Oggi Nino Agostino è un fantasma. Un fantasma con in tasca una storia sempre troppo poco conosciuta e un serie di incroci che lambisce anche Bruno Contrada. Suo padre Vincenzo, insieme alla moglie Augusta, caracolla per l’Italia raccontando di una famiglia sparata prima ancora di sbocciare rivendicando la giustizia. Ha la rabbia degli onesti traditi senza risposte e lo sguardo lieve di chi non ha mica smesso di voler essere padre di suo figlio, e una barba lunga che gli si appoggia all’altezza del cuore che non taglierà finché non avrà risposte.
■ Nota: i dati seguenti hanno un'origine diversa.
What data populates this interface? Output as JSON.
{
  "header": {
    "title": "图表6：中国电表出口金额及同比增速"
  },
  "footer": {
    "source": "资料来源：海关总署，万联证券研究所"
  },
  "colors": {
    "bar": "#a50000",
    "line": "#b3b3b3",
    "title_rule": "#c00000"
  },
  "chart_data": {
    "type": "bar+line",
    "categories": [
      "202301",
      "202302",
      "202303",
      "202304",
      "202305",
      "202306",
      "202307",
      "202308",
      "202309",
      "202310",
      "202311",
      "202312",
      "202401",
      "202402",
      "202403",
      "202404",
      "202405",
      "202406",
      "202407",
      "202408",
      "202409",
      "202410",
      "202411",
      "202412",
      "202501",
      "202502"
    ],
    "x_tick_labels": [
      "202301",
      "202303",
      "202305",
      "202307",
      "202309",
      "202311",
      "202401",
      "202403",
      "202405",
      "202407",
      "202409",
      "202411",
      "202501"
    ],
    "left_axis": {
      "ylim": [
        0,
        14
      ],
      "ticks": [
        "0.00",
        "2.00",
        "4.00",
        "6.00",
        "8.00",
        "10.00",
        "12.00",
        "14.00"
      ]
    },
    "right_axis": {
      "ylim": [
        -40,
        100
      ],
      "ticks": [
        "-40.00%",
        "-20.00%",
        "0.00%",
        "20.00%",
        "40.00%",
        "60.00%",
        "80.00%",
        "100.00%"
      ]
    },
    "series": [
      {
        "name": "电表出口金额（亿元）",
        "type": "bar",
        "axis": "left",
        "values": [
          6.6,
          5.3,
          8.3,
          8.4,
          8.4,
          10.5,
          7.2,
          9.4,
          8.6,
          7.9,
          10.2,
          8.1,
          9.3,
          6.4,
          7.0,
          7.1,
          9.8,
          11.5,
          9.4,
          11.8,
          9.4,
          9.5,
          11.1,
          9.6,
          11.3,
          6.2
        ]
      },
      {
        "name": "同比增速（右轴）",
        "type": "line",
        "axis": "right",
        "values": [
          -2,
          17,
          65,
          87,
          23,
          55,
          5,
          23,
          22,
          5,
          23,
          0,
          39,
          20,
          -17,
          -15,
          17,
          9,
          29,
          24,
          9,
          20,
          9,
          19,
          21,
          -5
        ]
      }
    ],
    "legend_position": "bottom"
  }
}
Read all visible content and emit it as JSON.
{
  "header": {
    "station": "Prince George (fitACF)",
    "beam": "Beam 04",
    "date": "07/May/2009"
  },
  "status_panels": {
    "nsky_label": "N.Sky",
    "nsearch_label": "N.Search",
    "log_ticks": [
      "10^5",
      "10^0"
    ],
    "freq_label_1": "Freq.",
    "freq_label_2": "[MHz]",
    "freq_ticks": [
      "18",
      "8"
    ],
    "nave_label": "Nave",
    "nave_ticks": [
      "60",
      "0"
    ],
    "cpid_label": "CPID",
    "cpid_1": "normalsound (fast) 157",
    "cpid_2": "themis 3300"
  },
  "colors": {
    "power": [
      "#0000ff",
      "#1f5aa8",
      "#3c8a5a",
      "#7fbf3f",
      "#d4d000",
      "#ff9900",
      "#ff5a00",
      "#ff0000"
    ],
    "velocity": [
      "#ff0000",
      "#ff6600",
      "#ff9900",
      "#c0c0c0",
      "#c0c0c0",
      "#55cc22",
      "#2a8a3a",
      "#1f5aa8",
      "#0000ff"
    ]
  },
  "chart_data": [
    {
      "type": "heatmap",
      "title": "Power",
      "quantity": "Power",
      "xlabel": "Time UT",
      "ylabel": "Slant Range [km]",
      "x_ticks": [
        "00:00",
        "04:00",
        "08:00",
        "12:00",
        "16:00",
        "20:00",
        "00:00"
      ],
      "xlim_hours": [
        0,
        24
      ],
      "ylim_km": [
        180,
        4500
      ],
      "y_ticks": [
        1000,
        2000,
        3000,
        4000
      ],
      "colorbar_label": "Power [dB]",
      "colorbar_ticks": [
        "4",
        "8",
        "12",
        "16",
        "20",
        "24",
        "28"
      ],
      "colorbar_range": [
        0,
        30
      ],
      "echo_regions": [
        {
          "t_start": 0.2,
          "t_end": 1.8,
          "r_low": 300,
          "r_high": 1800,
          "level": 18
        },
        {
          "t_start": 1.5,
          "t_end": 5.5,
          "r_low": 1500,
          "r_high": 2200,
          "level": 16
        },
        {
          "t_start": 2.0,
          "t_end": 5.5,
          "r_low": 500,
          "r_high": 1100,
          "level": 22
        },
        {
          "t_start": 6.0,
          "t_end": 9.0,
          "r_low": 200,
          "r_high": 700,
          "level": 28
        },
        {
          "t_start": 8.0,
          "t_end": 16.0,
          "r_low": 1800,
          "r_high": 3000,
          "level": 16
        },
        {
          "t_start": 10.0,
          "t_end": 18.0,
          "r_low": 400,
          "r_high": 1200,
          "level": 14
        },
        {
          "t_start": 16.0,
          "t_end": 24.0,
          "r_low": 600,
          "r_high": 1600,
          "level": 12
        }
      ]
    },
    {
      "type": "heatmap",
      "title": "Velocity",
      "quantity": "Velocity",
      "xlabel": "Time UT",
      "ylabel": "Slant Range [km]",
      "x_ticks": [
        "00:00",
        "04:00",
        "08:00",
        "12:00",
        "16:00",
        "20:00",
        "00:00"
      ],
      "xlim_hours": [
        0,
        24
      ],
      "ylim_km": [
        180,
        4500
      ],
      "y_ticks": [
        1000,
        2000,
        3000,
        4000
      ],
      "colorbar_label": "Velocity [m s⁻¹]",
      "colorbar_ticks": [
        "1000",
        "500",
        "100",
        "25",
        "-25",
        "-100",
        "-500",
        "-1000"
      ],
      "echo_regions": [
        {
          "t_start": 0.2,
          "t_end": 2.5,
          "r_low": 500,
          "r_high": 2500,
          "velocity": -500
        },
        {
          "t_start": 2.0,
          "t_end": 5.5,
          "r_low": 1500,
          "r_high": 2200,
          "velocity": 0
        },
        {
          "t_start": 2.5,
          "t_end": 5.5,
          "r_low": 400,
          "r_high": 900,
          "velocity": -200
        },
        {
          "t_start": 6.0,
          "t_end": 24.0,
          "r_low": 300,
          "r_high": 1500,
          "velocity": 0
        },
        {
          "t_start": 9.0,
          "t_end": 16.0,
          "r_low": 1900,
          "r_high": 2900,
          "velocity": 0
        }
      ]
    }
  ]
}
Nel calderone altisonante della mafia epica la storia di Nino e Ida Agostino é una barba di storia. Nella quotidianità della memoria esercitata la storia di Nino e Ida Agostino é una storia da tenersi in tasca. Per ricordarsi almeno quante storie ci dimentichiamo, dimenticandoci che non ce le hanno nemmeno raccontate per intero.